Tomás Moresco
Dos gigantes en la perversa maquinación digital, Meta (dueña de Instagram, Facebook y Whatsapp) y Youtube (hoy parte de Google), perdieron un juicio clave contra una joven que usó repetidamente sus plataformas desde los 6 años, después de que se comprobase que habían diseñado adrede características y funciones adictivas y perjudiciales para la salud mental.
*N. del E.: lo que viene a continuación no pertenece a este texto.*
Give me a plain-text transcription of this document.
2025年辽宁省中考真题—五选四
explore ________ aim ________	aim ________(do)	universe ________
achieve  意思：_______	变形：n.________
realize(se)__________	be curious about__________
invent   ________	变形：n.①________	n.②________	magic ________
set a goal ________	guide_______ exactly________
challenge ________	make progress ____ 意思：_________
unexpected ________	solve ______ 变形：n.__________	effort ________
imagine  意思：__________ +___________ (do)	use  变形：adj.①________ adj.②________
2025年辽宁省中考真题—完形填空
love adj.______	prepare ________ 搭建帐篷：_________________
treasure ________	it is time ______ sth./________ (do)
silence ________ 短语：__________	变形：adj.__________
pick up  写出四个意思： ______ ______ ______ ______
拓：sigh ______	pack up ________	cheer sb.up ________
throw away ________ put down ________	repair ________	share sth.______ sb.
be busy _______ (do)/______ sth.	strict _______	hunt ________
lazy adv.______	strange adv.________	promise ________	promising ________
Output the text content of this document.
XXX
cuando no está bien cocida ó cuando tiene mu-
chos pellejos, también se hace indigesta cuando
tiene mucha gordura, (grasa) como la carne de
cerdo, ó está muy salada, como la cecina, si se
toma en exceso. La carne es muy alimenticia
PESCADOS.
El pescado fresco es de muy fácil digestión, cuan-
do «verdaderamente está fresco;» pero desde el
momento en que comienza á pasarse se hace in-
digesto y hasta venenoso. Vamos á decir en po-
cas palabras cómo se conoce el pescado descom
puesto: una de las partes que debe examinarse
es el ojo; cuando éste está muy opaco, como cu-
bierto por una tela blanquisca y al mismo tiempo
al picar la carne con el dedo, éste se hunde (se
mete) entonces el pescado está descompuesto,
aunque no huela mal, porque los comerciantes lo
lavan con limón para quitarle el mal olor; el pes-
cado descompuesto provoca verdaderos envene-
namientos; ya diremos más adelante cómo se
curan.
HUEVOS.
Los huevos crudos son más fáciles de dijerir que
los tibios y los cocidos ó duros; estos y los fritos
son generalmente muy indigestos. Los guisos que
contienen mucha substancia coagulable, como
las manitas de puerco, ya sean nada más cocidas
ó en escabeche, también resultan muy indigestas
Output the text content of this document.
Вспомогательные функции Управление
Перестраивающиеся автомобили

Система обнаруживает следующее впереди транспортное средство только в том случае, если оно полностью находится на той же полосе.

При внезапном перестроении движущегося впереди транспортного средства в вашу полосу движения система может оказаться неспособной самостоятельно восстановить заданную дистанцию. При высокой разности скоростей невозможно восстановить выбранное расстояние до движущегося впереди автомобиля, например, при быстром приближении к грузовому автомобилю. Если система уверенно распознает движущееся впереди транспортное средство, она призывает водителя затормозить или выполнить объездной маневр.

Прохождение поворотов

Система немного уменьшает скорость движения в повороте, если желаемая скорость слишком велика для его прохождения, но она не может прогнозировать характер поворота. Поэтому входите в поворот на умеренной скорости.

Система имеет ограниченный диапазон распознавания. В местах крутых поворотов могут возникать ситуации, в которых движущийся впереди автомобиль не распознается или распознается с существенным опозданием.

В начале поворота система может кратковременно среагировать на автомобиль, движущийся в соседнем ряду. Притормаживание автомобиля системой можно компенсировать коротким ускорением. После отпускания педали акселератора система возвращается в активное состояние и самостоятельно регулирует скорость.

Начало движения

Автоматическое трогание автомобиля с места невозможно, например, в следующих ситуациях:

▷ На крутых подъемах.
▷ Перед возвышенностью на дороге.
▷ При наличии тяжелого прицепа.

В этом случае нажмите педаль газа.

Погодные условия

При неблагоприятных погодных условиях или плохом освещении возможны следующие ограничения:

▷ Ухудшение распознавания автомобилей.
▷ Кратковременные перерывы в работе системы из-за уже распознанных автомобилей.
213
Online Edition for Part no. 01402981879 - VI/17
Este caso sienta un antecedente importante para que muchísimas personas, sobre todo jóvenes y adolescentes, puedan denunciar con éxito a los magnates de Silicon Valley por atentar contra su bienestar y humanidad, sirviéndose de estrategias perniciosas (“recomendaciones” con algoritmos, scroll infinito) que suelen agravar condiciones como la ansiedad, depresión y trastornos alimentarios.
Está claro que a la tecnoburguesía no le importa en absoluto causar daños psicológicos severos en la juventud (e incluso en la infancia) con tal de generar aún más ganancias, y es auspicioso que personas comunes (no por casualidad, las madres de las/os denunciantes) elijan reaccionar colectivamente para ponerles un freno por la vía judicial. Pero para nosotros no es suficiente esta batalla. Para enfrentar y combatir más convencida y profundamente la deshumanización a la que buscan someternos con la tecnología ligera, hace falta volver a poner en foco nuestras propias capacidades y facultades, las raíces que nos hacen más y mejores humanos, el tesoro que, si cultivamos cotidianamente, con coordenadas teoréticas y junto a los demás, puede abrirnos la puerta a un verdadero bienestar: una conciencia más despierta y disponible, una sentimentalidad más reflexiva y profunda, una subjetividad más elegida y recíprocamente enriquecedora. Quizá un camino exigente y de muy largo aliento, pero, frente a un sistema que se derrumba de forma violenta y estrepitosa, sin duda una alternativa creíble para una vida mejor.